Unfortunately, these three requirements - reliability, efficiency and portability - are often at odds with each other. This is particularly the case in the world of "many-core" architectures, which use large numbers of processing elements to compute results in a highly parallel fashion. Many-core architectures can be used to accelerate software so that it runs very efficiently, and are present in every modern desktop, laptop, tablet and smartphone.
Many-core programming languages are usually low-level, providing the "close-to-the-metal" capabilities needed for high performance. Unfortunately, this makes it difficult to write portable many-core software, and the difficulty of low-level programming means that it is easy to accidentally introduce subtle errors into an application.
This has led to an interest in higher-level languages that offer better portability and reduce the scope for programmer errors, but which must be "compiled" down to lower-level forms. While appealing, such languages lead to layers of abstraction, and reliability suffers due to errors in translating code across abstraction layers.

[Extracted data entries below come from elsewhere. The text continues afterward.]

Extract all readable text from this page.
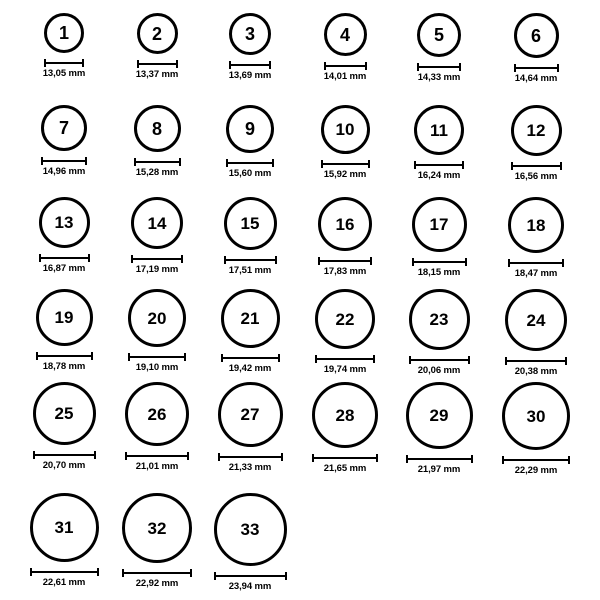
1
13,05 mm
2
13,37 mm
3
13,69 mm
4
14,01 mm
5
14,33 mm
6
14,64 mm
7
14,96 mm
8
15,28 mm
9
15,60 mm
10
15,92 mm
11
16,24 mm
12
16,56 mm
13
16,87 mm
14
17,19 mm
15
17,51 mm
16
17,83 mm
17
18,15 mm
18
18,47 mm
19
18,78 mm
20
19,10 mm
21
19,42 mm
22
19,74 mm
23
20,06 mm
24
20,38 mm
25
20,70 mm
26
21,01 mm
27
21,33 mm
28
21,65 mm
29
21,97 mm
30
22,29 mm
31
22,61 mm
32
22,92 mm
33
23,94 mm
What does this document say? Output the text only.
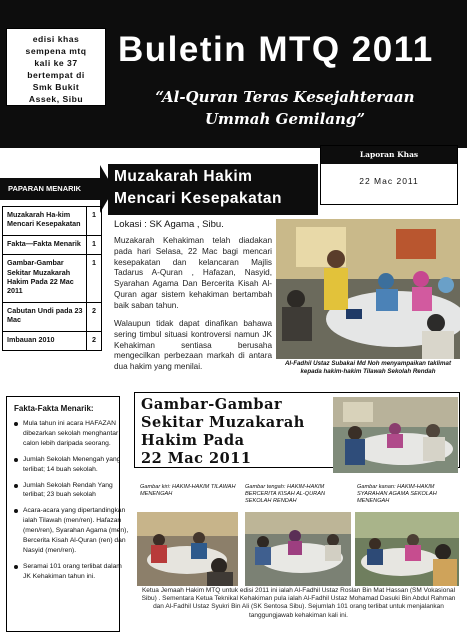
edisi khas
sempena mtq
kali ke 37
bertempat di
Smk Bukit
Assek, Sibu
Buletin MTQ 2011
“Al-Quran Teras Kesejahteraan
Ummah Gemilang”
Laporan Khas
22 Mac 2011
PAPARAN MENARIK
Muzakarah Ha-kim Mencari Kesepakatan	1
Fakta—Fakta Menarik	1
Gambar-Gambar Sekitar Muzakarah Hakim Pada 22 Mac 2011	1
Cabutan Undi pada 23 Mac	2
Imbauan 2010	2
Muzakarah Hakim
Mencari Kesepakatan
Lokasi : SK Agama , Sibu.
Muzakarah Kehakiman telah diadakan pada hari Selasa, 22 Mac bagi mencari kesepakatan dan kelancaran Majlis Tadarus A-Quran , Hafazan, Nasyid, Syarahan Agama Dan Bercerita Kisah Al-Quran agar sistem kehakiman bertambah baik saban tahun.
Walaupun tidak dapat dinafikan bahawa sering timbul situasi kontroversi namun JK Kehakiman sentiasa berusaha mengecilkan perbezaan markah di antara dua hakim yang menilai.	Al-Fadhil Ustaz Subakai Md Noh menyampaikan taklimat kepada hakim-hakim Tilawah Sekolah Rendah
Fakta-Fakta Menarik:
Mula tahun ini acara HAFAZAN dibezarkan sekolah menghantar calon lebih daripada seorang.
Jumlah Sekolah Menengah yang terlibat; 14 buah sekolah.
Jumlah Sekolah Rendah Yang terlibat; 23 buah sekolah
Acara-acara yang dipertandingkan ialah Tilawah (men/ren). Hafazan (men/ren), Syarahan Agama (men), Bercerita Kisah Al-Quran (ren) dan Nasyid (men/ren).
Seramai 101 orang terlibat dalam JK Kehakiman tahun ini.
Gambar-Gambar
Sekitar Muzakarah
Hakim Pada
22 Mac 2011
Gambar kiri: HAKIM-HAKIM TILAWAH MENENGAH
Gambar tengah: HAKIM-HAKIM BERCERITA KISAH AL-QURAN SEKOLAH RENDAH
Gambar kanan: HAKIM-HAKIM SYARAHAN AGAMA SEKOLAH MENENGAH
Ketua Jemaah Hakim MTQ untuk edisi 2011 ini ialah Al-Fadhil Ustaz Roslan Bin Mat Hassan (SM Vokasional Sibu) . Sementara Ketua Teknikal Kehakiman pula ialah Al-Fadhil Ustaz Mohamad Dasuki Bin Abdul Rahman dan Al-Fadhil Ustaz Syukri Bin Ali (SK Sentosa Sibu). Sejumlah 101 orang terlibat untuk menjalankan tanggungjawab kehakiman kali ini.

This lecture focused on the challenges of "going really fast without crashing" in the context of many-core systems, using practical examples to demonstrate the main problems associated with programming many-core systems. The lecture also showcased three different areas where Alastair's research group contributed to getting a handle on these problems: (1) static analysis for low-level many-core code, (2) a high-level programming model for portable programming, and (3) a "fuzzing" technique to identify bugs in many-core compilers.
Watch Dr Alastair Donaldson's Needham lecture
More about Dr Alastair Donaldson
Alastair Donaldson is a Reader and EPSRC Early Career Fellow in the Department of Computing, Imperial College London, where he leads the Multicore Programming Group.
He has published more than 70 peer-reviewed papers on programming languages, formal verification, software testing and parallel programming, and leads the GPUVerify project on automatic verification of GPU kernels - a collaboration with Microsoft Research - and the GLFuzz project on automated testing for graphics shader compilers.
Alastair coordinated the FP7 project CARP: Correct and Efficient Accelerator Programming, which completed successfully in 2015. Before joining Imperial, Alastair was a Visiting Researcher at Microsoft Research Redmond, an EPSRC Postdoctoral Research Fellow at the University of Oxford and a Research Engineer at Codeplay Software Ltd. He holds a PhD from the University of Glasgow.